Di saat mikhayla sibuk dengan dokumennya, Jennifer Ibu dari Exel menghampiri gadis cantik itu. "Selamat sore cantik?" sapa Jennifer kepada Mikha, bahkan suara sepatunya saja belum terdengar di telinga Mikha.
" Aduh hantu mam." Teriak Mikha, seketika Mikha melonjak kaget mendengar suara Jennifer yang begitu tiba-tiba, bahkan dia Hampir terjengkang dari kursinya.
" Anda mengagetkan saya saja nyonya." ucap Mikha sambil mengelus dadanya, dia menstabilkan jantungnya yang berdebar sangat kencang.
Jennifer juga kaget melihat reaksi Mikha yang berlebihan." Kamu kenapa sayang?" tanya Jeni dengan heran.

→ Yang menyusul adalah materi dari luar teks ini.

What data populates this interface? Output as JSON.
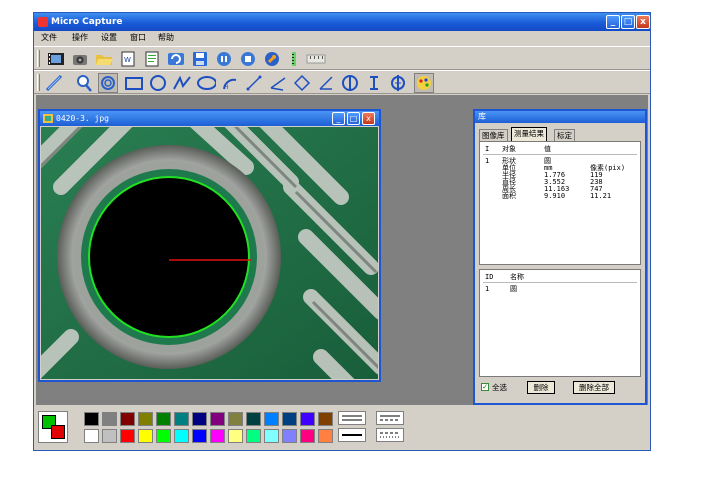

" Nyonya sudah mengagetkan saya, saja saya pikir ada hantu tidak ada suara sepatu tidak terdengar tiba-tiba suara Anda nongol di depan saya ,maaf takut hantu apa lagu suasana disini begitu dingin dan sepi. " jawab Mikha.
Jennifer tersenyum lucu, melihat semua itu." Maaf saya tidak tahu kalau kamu bisa sekaget Ini." kata Jennifer, wanita paruh baya itu duduk di kursi depan meja Mikha.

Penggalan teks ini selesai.